Entre deux maux, choisir le moindre : quand la réintégration d’un salarié harceleur met en risque la sécurité des autres salariés, l’employeur n’est plus démuni

 

23 janvier 2025

 

| Droit social |

 

    

Guillaume Roland          

 

Un aide-soignant travaillant dans une structure s’occupant de personnes handicapées mentales, est signalé fin 2016 par une salariée comme ayant eu des comportements déplacés (avances, gestes inconvenants). A la suite d’une enquête révélant par d’autres salariées les mêmes gestes « inappropriés » (baisers proches des lèvres, caresses dans le dos), le salarié fait l’objet d’une procédure de mise à pied à titre conservatoire et de demande d’autorisation de licenciement auprès de l’inspection du travail (ce salarié étant par ailleurs délégué syndical).

L’inspection du travail refuse de donner son autorisation et c’est là que débute pour l’employeur la partie la plus délicate : tenu de réintégrer le salarié dans son emploi ou dans un emploi équivalent, il sait qu’il doit aux autres salariés une obligation de sécurité, dont fait partie intégrante l’obligation de prévention du harcèlement sexuel (C. trav., art. L. 4121-1).

A l’époque des faits, la jurisprudence de la Cour de cassation ne lui laisse guère de choix en matière de réintégration, celle-ci est obligatoire sauf en cas de disparition de l’entreprise ou d’impossibilité absolue de réintégrer …

Entre deux maux, il faut choisir le moindre comme dit le proverbe et l’employeur d’opter pour la sécurité de ses salariées sans reclasser le salarié fautif espérant que le juge administratif saisi de son recours contre le refus d’autorisation se prononcera vite et – retournement de jurisprudence aidant, dans son sens.

L’aide-soignant lui n’attend pas, prend acte de la rupture de son contrat de travail et saisit la juridiction prud’homale.

La Cour d’appel de Paris fidèle à la jurisprudence de la Cour de cassation considère que l’absence de réintégration du salarié mis à pied à titre conservatoire malgré le refus d’autorisation de licenciement constitue un trouble manifestement illicite et une violation du statut protecteur entraînant nécessairement un préjudice.
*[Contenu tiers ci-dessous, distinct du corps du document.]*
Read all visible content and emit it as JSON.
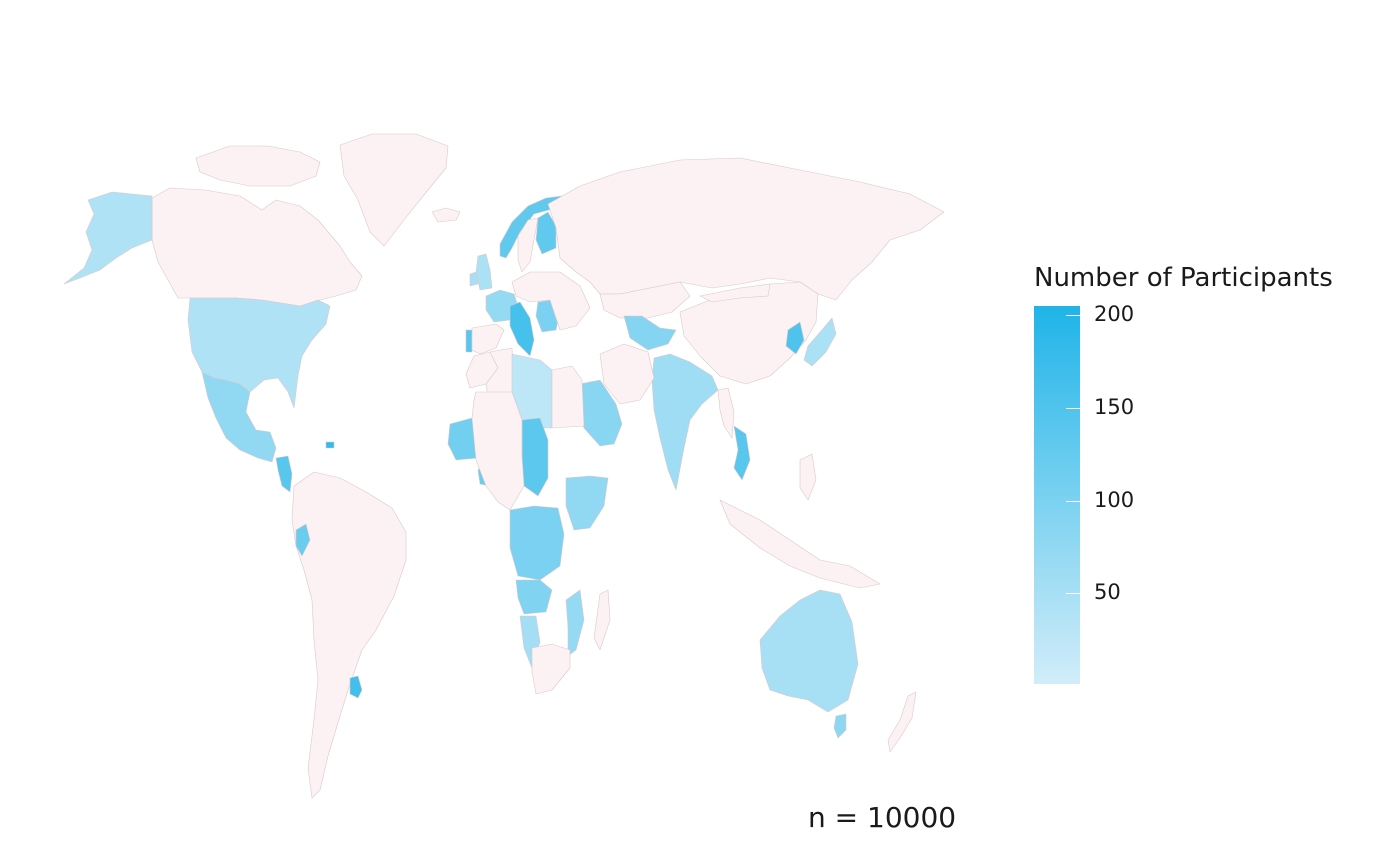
{
  "legend": {
    "title": "Number of Participants",
    "min": 1,
    "max": 205,
    "low_color": "#d2edf9",
    "high_color": "#1fb4e8",
    "ticks": [
      {
        "value": 200,
        "label": "200"
      },
      {
        "value": 150,
        "label": "150"
      },
      {
        "value": 100,
        "label": "100"
      },
      {
        "value": 50,
        "label": "50"
      }
    ]
  },
  "no_data_color": "#fcf1f3",
  "sample_label": "n = 10000",
  "countries": [
    {
      "name": "Canada",
      "value": null
    },
    {
      "name": "Greenland",
      "value": null
    },
    {
      "name": "Arctic Islands",
      "value": null
    },
    {
      "name": "Alaska (USA)",
      "value": 40
    },
    {
      "name": "United States",
      "value": 40
    },
    {
      "name": "Mexico",
      "value": 75
    },
    {
      "name": "Guatemala",
      "value": 140
    },
    {
      "name": "Dominican Republic",
      "value": 180
    },
    {
      "name": "South America",
      "value": null
    },
    {
      "name": "Ecuador",
      "value": 120
    },
    {
      "name": "Uruguay",
      "value": 165
    },
    {
      "name": "Iceland",
      "value": null
    },
    {
      "name": "United Kingdom",
      "value": 45
    },
    {
      "name": "Ireland",
      "value": 50
    },
    {
      "name": "Norway",
      "value": 130
    },
    {
      "name": "Sweden",
      "value": null
    },
    {
      "name": "Finland",
      "value": 130
    },
    {
      "name": "France",
      "value": 70
    },
    {
      "name": "Portugal",
      "value": 140
    },
    {
      "name": "Spain",
      "value": null
    },
    {
      "name": "Italy",
      "value": 160
    },
    {
      "name": "Romania",
      "value": 100
    },
    {
      "name": "Europe (other)",
      "value": null
    },
    {
      "name": "Russia",
      "value": null
    },
    {
      "name": "Kazakhstan",
      "value": null
    },
    {
      "name": "China",
      "value": null
    },
    {
      "name": "Mongolia",
      "value": null
    },
    {
      "name": "Pakistan",
      "value": 90
    },
    {
      "name": "India",
      "value": 60
    },
    {
      "name": "Myanmar",
      "value": null
    },
    {
      "name": "Vietnam",
      "value": 140
    },
    {
      "name": "Korea",
      "value": 150
    },
    {
      "name": "Japan",
      "value": 45
    },
    {
      "name": "Indonesia",
      "value": null
    },
    {
      "name": "Philippines",
      "value": null
    },
    {
      "name": "Saudi Arabia",
      "value": 85
    },
    {
      "name": "Iran",
      "value": null
    },
    {
      "name": "Morocco",
      "value": null
    },
    {
      "name": "Algeria",
      "value": null
    },
    {
      "name": "Libya",
      "value": 25
    },
    {
      "name": "Egypt",
      "value": null
    },
    {
      "name": "Mali",
      "value": 110
    },
    {
      "name": "Ghana",
      "value": 120
    },
    {
      "name": "Sudan",
      "value": 135
    },
    {
      "name": "DR Congo",
      "value": 100
    },
    {
      "name": "Angola",
      "value": 95
    },
    {
      "name": "Namibia",
      "value": 55
    },
    {
      "name": "Mozambique",
      "value": 70
    },
    {
      "name": "Kenya",
      "value": 75
    },
    {
      "name": "South Africa",
      "value": null
    },
    {
      "name": "Madagascar",
      "value": null
    },
    {
      "name": "Africa (other)",
      "value": null
    },
    {
      "name": "Australia",
      "value": 50
    },
    {
      "name": "Tasmania",
      "value": 80
    },
    {
      "name": "New Zealand",
      "value": null
    }
  ]
}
Elle ajoute que les gestes déplacés du salarié « ne revêtent pas les caractéristiques d’une cause étrangère ayant empêché de manière absolue l’employeur de (le) réintégrer ».

L’employeur se pourvoit en cassation et sa position est enfin récompensée. La Cour* casse l’arrêt d’appel en lui reprochant de ne pas avoir recherché si l’impossibilité de réintégrer le salarié ne résultait pas d’un risque de harcèlement sexuel que l’employeur était tenu de prévenir. La Cour confirme ici un précédent arrêt en matière de harcèlement moral (Cass. Soc., 1er décembre 2021, n°19-25.715). Le simple risque de harcèlement est donc élevé comme critère d’impossibilité de réintégration.

 

Notre avis : trop longtemps, l’employeur a été prisonnier de règles contradictoires. La Cour de cassation le libère de certaines de ces règles mais ce n’est pas sans contrepartie sur sa responsabilité. Dorénavant, on attendra davantage de l’employeur en matière de sécurité de ses salariés, cela vaut aujourd’hui pour les cas de harcèlement, cela vaudra demain pour tous les comportements à risque de salariés (comportements addictifs, mépris répétés des règles de sécurité etc…).